If the situation compels Europe to continue relying on Russian gas, why pick the most expensive option? The situation is so absurd that it leads me to ask: between the EU and Russia, who is really sanctioning whom?
— The Economist (@TheEconomist) November 24, 2022
The EU’s apparent drive towards self-harm could get a further boost from the price cap on Russian oil that Brussels is expected to adopt by 5 December. The aim is to reduce Russia’s revenues, but the situation could turn against Europe. No one really knows the possible impacts of such a measure on oil supply and price.

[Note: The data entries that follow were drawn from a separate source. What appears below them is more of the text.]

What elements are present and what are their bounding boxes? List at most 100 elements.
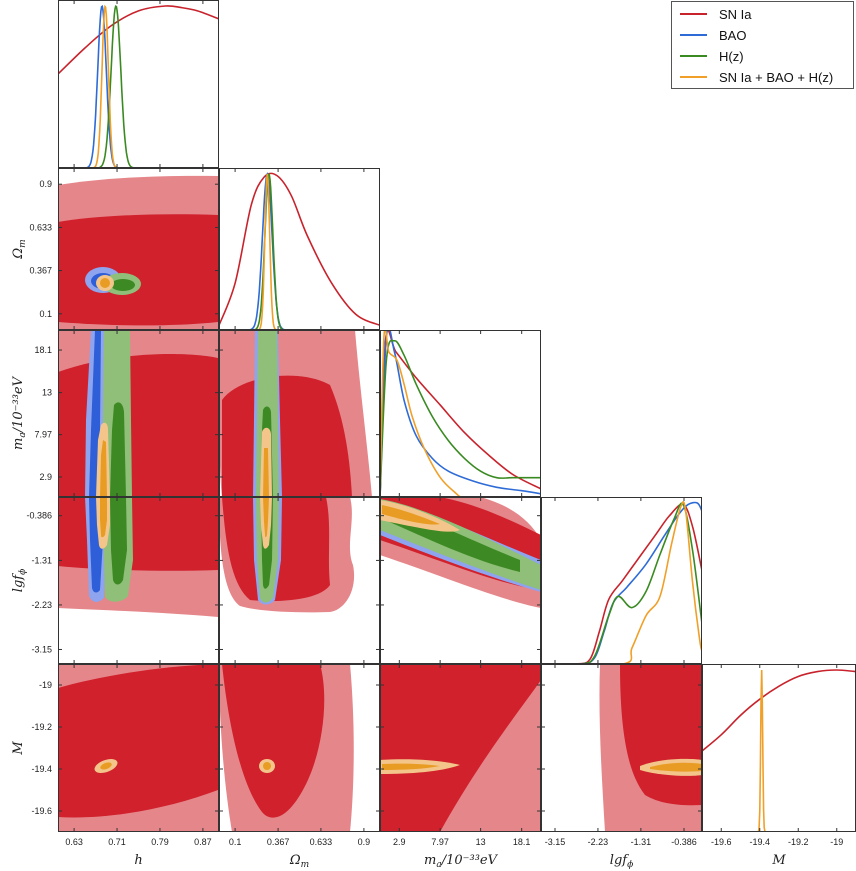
marginal-lgf-h-z- — [541, 502, 702, 664]
x-tick-label-Om: 0.367 — [267, 837, 290, 847]
x-tick-label-lgf: -1.31 — [631, 837, 652, 847]
joint-contour-68 — [100, 278, 110, 288]
panel-frame-4-4 — [702, 664, 856, 832]
contour-panel-om-h — [58, 175, 218, 330]
joint-contour-68 — [650, 762, 702, 772]
x-axis-label-Om: Ωm — [289, 853, 309, 870]
y-axis-label-lgf: lgfϕ — [11, 569, 28, 592]
panel-frame-0-0 — [58, 0, 219, 168]
sn-contour-68 — [222, 375, 352, 497]
sn-contour-68 — [222, 664, 325, 818]
x-tick-label-Om: 0.1 — [229, 837, 242, 847]
x-tick-label-h: 0.71 — [108, 837, 126, 847]
x-tick-label-h: 0.79 — [151, 837, 169, 847]
contour-panel-lgf-om — [219, 497, 355, 613]
legend: SN Ia BAO H(z) SN Ia + BAO + H(z) — [671, 1, 854, 89]
x-tick-label-M: -19.6 — [711, 837, 732, 847]
joint-contour-68 — [100, 497, 107, 538]
legend-swatch-joint — [680, 76, 707, 78]
panel-frame-3-3 — [541, 497, 702, 664]
panel-frame-3-2 — [380, 497, 541, 664]
x-axis-label-ma: ma/10⁻³³eV — [424, 853, 499, 870]
y-axis-label-M: M — [11, 741, 26, 756]
contour-panel-m-ma — [380, 664, 541, 832]
marginal-Om-sn-ia-bao-h-z- — [219, 173, 380, 330]
joint-contour-68 — [100, 440, 107, 497]
y-tick-label-lgf: -1.31 — [31, 555, 52, 565]
joint-contour-68 — [263, 497, 269, 538]
hz-contour-68 — [110, 497, 127, 585]
sn-contour-68 — [58, 353, 218, 497]
y-tick-label-M: -19.4 — [31, 764, 52, 774]
legend-entry-bao: BAO — [680, 26, 746, 44]
x-tick-label-M: -19.2 — [788, 837, 809, 847]
x-tick-label-Om: 0.9 — [358, 837, 371, 847]
x-tick-label-ma: 18.1 — [513, 837, 531, 847]
sn-contour-68 — [58, 214, 218, 326]
y-tick-label-ma: 2.9 — [39, 472, 52, 482]
panel-frame-4-0 — [58, 664, 219, 832]
panel-frame-1-0 — [58, 168, 219, 330]
marginal-M-sn-ia-bao-h-z- — [702, 669, 856, 832]
panel-frame-2-0 — [58, 330, 219, 497]
legend-swatch-sn — [680, 13, 707, 15]
contour-panel-m-om — [219, 664, 354, 832]
y-tick-label-Om: 0.9 — [39, 179, 52, 189]
legend-entry-joint: SN Ia + BAO + H(z) — [680, 68, 833, 86]
x-tick-label-h: 0.87 — [194, 837, 212, 847]
y-tick-label-M: -19.6 — [31, 806, 52, 816]
marginal-h-sn-ia — [58, 5, 219, 75]
contour-panel-m-h — [58, 664, 218, 832]
joint-contour-68 — [382, 505, 440, 525]
panel-frame-4-2 — [380, 664, 541, 832]
panel-frame-1-1 — [219, 168, 380, 330]
x-tick-label-Om: 0.633 — [310, 837, 333, 847]
joint-contour-68 — [263, 448, 269, 497]
x-tick-label-lgf: -0.386 — [671, 837, 697, 847]
legend-label-bao: BAO — [719, 27, 747, 43]
x-tick-label-lgf: -2.23 — [588, 837, 609, 847]
panel-frame-4-3 — [541, 664, 702, 832]
x-tick-label-ma: 13 — [476, 837, 486, 847]
x-tick-label-M: -19 — [830, 837, 843, 847]
y-tick-label-M: -19 — [39, 680, 52, 690]
marginal-ma-sn-ia-bao-h-z- — [380, 330, 461, 497]
x-axis-label-M: M — [771, 853, 786, 868]
y-tick-label-ma: 13 — [42, 388, 52, 398]
marginal-lgf-bao — [541, 501, 702, 664]
marginal-h-sn-ia-bao-h-z- — [58, 4, 219, 168]
axis-ticks: 0.63 0.71 0.79 0.87 0.1 0.367 0.633 0.9 2.9 7.97 1… — [26, 0, 843, 847]
marginal-M-sn-ia — [702, 669, 856, 752]
marginal-ma-h-z- — [380, 339, 541, 497]
sn-contour-68 — [380, 664, 541, 832]
legend-label-hz: H(z) — [719, 48, 744, 64]
y-axis-label-ma: ma/10⁻³³eV — [11, 375, 28, 450]
legend-label-joint: SN Ia + BAO + H(z) — [719, 69, 834, 85]
hz-contour-68 — [111, 279, 135, 291]
sn-contour-68 — [58, 664, 218, 818]
x-axis-label-h: h — [134, 853, 142, 868]
x-tick-label-M: -19.4 — [749, 837, 770, 847]
sn-contour-68 — [58, 497, 218, 571]
marginal-lgf-sn-ia — [541, 503, 702, 664]
panel-frame-3-0 — [58, 497, 219, 664]
marginal-Om-sn-ia — [219, 172, 380, 327]
marginal-h-h-z- — [58, 4, 219, 168]
y-tick-label-Om: 0.1 — [39, 309, 52, 319]
contour-panel-ma-om — [219, 330, 372, 497]
x-tick-label-h: 0.63 — [65, 837, 83, 847]
joint-contour-68 — [382, 763, 440, 770]
marginal-lgf-sn-ia-bao-h-z- — [541, 501, 702, 664]
joint-contour-95 — [380, 500, 460, 532]
y-tick-label-lgf: -0.386 — [26, 511, 52, 521]
x-tick-label-ma: 7.97 — [431, 837, 449, 847]
panel-frame-3-1 — [219, 497, 380, 664]
y-tick-label-ma: 7.97 — [34, 430, 52, 440]
marginal-h-bao — [58, 5, 219, 168]
contour-panel-m-lgf — [599, 664, 702, 832]
y-tick-label-Om: 0.367 — [29, 266, 52, 276]
marginal-Om-h-z- — [219, 172, 380, 330]
contour-panel-lgf-ma — [380, 497, 541, 608]
legend-swatch-bao — [680, 34, 707, 36]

The Biden administration has apparently lobbied the EU to relax its sanctions policy, because further measures could completely disrupt oil markets and intensify the energy crunch.

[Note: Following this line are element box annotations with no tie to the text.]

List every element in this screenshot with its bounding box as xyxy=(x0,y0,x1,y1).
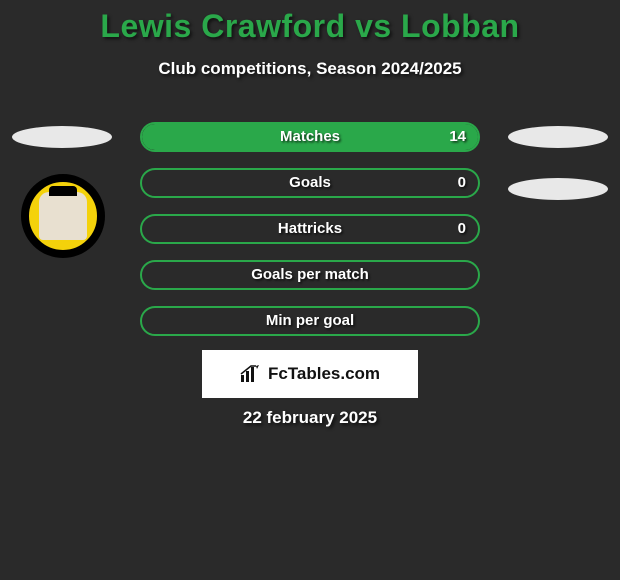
club-badge-inner xyxy=(39,192,87,240)
player-photo-placeholder-right-1 xyxy=(508,126,608,148)
stat-label: Goals per match xyxy=(142,262,478,288)
stat-label: Matches xyxy=(142,124,478,150)
stat-row-min-per-goal: Min per goal xyxy=(140,306,480,336)
stat-label: Goals xyxy=(142,170,478,196)
stat-row-goals: Goals 0 xyxy=(140,168,480,198)
stat-value: 14 xyxy=(449,124,466,150)
stat-label: Hattricks xyxy=(142,216,478,242)
stat-row-goals-per-match: Goals per match xyxy=(140,260,480,290)
player-photo-placeholder-right-2 xyxy=(508,178,608,200)
stat-label: Min per goal xyxy=(142,308,478,334)
footer-date: 22 february 2025 xyxy=(0,408,620,428)
stat-row-matches: Matches 14 xyxy=(140,122,480,152)
stat-value: 0 xyxy=(458,170,466,196)
stats-panel: Matches 14 Goals 0 Hattricks 0 Goals per… xyxy=(140,122,480,352)
stat-value: 0 xyxy=(458,216,466,242)
brand-box: FcTables.com xyxy=(202,350,418,398)
brand-text: FcTables.com xyxy=(268,364,380,384)
stat-row-hattricks: Hattricks 0 xyxy=(140,214,480,244)
page-subtitle: Club competitions, Season 2024/2025 xyxy=(0,59,620,79)
bar-chart-icon xyxy=(240,365,262,383)
page-title: Lewis Crawford vs Lobban xyxy=(0,0,620,45)
club-badge xyxy=(21,174,105,258)
player-photo-placeholder-left xyxy=(12,126,112,148)
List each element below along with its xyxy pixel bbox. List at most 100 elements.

This marks a further tragicomic situation: the US – which with regards to Iran has claimed universal jurisdiction by applying its secondary sanctions against everybody, including EU members – is now pressuring the EU to avoid walking the same path over Ukraine.

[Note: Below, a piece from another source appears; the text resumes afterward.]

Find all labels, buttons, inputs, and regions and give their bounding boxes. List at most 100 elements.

As a consequence, while transatlantic political relations have been reinvigorated by a strong cohesive position against Russia, economic relations could come under severe stress if the burden-sharing on the Ukraine war’s economic costs continues to be unequal. This is the message that French President Emmanuel Macron should deliver during his state visit to Washington this week.
German Chancellor Olaf Scholz has already conveyed a far more assertive message to Washington by visiting Beijing accompanied by top businessmen. Regardless of US pressure, and even contrary to the Brussels bureaucracy’s own recommendations, Germany has no intention to decouple from China, seeming far more aware than the US that – in the words of its own chancellor – “new centres of powers are emerging in a multipolar world, and we aim to establish and expand partnerships with all of them”.
In other words, Scholz’s message to Biden is the following: “If I have felt compelled to painfully sever my energy relationship with Russia due to the war in Ukraine, do not think for a moment that I will feel compelled to do the same for my trade relationship with China.”
US economic policies and the energy crunch are damaging European economies to the point that even the Economist recognises that the continent is “at risk of mass deindustrialisation”.
Brussels decision-makers are apparently unaware that they are running towards a cliff. The Biden administration might show more wisdom and common sense. After all, what advantage would the US get in reinforcing the transatlantic bond if the price could ultimately be the economic destruction of the EU in the Eurasian continent?
It is already evident that in the Ukrainian conflict, Europe is the biggest external loser – but its anxieties do not end there. According to the European Central Bank’s estimates, from now up until 2030, the EU should spend more than five trillion euros ($5 trillion) to move ahead with its green transition, diversify energy supplies, bridge the digital gap, and reach the Nato military expenditure target of two percent of GDP – roughly equivalent to the cost of the post-Covid EU recovery plan every year, until the end of the decade.
It is difficult to imagine how Europe will be able to accomplish such a tremendous task in an era of polycrisis, described by former US treasury secretary Larry Summers as “the most complex, disparate and cross-cutting set of challenges” we have faced in four decades.
It is even more difficult to imagine, considering the current trio leading the EU. The presidents of the European Council and European Commission are apparently not on speaking terms after an April 2021 protocol arrangement placed the first on an armchair and the second on a sofa; while the third, the EU foreign policy chief, cultivates sophisticated visions of international politics such as “Europe is a garden … [and] most of the rest of the world is a jungle”.
Indeed, Europe’s drive for self-harm is running at full speed.